A fork lift would then move the properly filled pallets away to the shipping area, where the pallets would soon go into tractor trailers, destined mostly for the U.S. market.

My position serving the line required repeating the tasks--and the dash--over and over again relentlessly over the shift. If you couldn't keep up, the line would have to stop, and up to eight coworkers would get to relax and watch you redouble the hustle to catch up. Productivity, of course, would nosedive.

You came to covet the heftier and more robust blue pallets (which in my day weren't always blue), as the lighter and less robust white pallets were less reliable--they'd sometimes crack and crumble under the weight of the loaded boxes, or burst apart when the forklift picked it up; then you'd have to scurry to find a replacement pallet and re-stack it properly even as you kept loading the next pallet with the line's continuing box output.

I learned to covet the blues, even dashing around to "borrow" them from other lines if my equivalent grunt there wasn't paying close attention, or had an overwhelming stack of them.

Blues rule!

The blue pallets are all owned by Chep. The red pallets are owned by Peco. Both kinds of pallets are block pallets. The white-woods are made by all different manufacturers and they are mostly stringer pallets. The black plastic pallets are all made by a company called GPS.

Chep is, indeed, the 800 pound gorilla in the industry.
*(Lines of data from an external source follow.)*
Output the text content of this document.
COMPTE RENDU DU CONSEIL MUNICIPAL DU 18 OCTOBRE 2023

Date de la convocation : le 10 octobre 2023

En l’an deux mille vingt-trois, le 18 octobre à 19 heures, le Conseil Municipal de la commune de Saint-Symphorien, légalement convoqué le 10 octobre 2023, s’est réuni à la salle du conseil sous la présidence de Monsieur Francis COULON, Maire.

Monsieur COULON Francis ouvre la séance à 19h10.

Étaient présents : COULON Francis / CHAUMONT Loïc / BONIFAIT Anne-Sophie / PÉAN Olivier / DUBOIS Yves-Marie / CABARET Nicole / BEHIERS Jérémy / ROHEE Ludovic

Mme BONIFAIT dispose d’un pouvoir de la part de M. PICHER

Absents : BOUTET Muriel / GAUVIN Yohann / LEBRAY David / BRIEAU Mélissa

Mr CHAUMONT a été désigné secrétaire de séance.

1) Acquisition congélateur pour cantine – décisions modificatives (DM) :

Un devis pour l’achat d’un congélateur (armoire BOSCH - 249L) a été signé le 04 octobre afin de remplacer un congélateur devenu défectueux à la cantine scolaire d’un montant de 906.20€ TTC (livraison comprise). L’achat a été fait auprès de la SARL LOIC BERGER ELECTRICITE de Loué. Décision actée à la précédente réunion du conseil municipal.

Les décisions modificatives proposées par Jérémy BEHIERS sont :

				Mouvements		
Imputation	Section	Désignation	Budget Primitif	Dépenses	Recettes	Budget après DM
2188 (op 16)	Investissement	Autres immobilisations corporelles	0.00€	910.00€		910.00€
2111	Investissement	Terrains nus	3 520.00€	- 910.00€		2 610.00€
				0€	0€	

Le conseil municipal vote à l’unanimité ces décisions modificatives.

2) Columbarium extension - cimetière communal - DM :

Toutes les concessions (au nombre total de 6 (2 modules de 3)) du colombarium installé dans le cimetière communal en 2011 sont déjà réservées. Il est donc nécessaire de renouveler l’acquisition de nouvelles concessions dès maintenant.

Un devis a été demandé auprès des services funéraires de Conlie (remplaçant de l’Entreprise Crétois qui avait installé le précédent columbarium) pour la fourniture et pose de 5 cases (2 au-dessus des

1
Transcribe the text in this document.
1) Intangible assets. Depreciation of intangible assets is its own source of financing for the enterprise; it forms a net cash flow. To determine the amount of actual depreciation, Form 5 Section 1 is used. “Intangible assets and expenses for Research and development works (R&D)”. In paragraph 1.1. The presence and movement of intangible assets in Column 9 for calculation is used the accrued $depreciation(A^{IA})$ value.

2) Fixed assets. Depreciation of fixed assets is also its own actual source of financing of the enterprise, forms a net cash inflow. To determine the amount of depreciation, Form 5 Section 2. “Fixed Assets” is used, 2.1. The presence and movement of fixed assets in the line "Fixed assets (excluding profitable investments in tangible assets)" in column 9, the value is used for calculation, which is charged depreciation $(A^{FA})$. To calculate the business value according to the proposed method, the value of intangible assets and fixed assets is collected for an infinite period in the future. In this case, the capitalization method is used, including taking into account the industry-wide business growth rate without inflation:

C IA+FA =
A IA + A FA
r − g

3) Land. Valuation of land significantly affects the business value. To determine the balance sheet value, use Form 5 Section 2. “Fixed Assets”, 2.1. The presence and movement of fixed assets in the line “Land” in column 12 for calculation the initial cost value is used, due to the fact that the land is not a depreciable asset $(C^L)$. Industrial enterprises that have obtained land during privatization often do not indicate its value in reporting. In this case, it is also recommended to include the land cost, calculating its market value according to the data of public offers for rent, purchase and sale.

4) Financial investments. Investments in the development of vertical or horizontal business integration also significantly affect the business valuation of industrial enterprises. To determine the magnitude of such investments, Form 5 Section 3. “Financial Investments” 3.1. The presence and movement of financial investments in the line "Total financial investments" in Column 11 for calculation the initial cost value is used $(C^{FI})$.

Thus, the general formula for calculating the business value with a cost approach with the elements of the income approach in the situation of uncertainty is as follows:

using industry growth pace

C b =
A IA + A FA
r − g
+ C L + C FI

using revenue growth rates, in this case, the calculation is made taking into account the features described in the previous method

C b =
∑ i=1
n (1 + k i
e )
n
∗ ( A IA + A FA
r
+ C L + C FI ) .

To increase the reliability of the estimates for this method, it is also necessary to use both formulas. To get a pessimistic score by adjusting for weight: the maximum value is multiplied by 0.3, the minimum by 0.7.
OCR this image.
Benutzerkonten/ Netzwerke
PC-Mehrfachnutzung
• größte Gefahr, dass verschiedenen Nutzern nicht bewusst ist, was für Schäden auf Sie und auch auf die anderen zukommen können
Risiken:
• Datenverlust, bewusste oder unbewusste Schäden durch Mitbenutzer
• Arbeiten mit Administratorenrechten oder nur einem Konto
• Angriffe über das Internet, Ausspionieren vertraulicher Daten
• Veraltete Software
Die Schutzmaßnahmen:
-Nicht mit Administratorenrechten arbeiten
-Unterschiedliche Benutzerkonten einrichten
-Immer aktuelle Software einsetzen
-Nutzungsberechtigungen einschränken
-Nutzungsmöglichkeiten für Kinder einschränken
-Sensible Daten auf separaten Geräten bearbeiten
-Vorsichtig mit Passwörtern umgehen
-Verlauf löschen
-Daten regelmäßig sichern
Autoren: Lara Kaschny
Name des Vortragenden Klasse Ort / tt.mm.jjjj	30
An error in the piece - CHEP started as a government business. At the end of WWII the Australian government owned all the pallets and set up the pallet pool company as a successor to the military department. The Labor government of the day - late 1940s - had a policy broadly aimed at nationalising industries. But this party lost power and many of these companies were sold.

Wild card in all of this is the US Department of Defense. There you find pallets of all kinds, but each uses it's own variants. The Navy likes winged pallets very much, for sling loading ships. The Air Force has their own pallet program for use with their airlift system. For shipping very heavy stuff, there is the reinforced hardwood pallet. All of them are based on the 48x40 standardized size.

"There are approximately two billion wooden shipping pallets in the United States."

I don't like to brag, but I own three of them.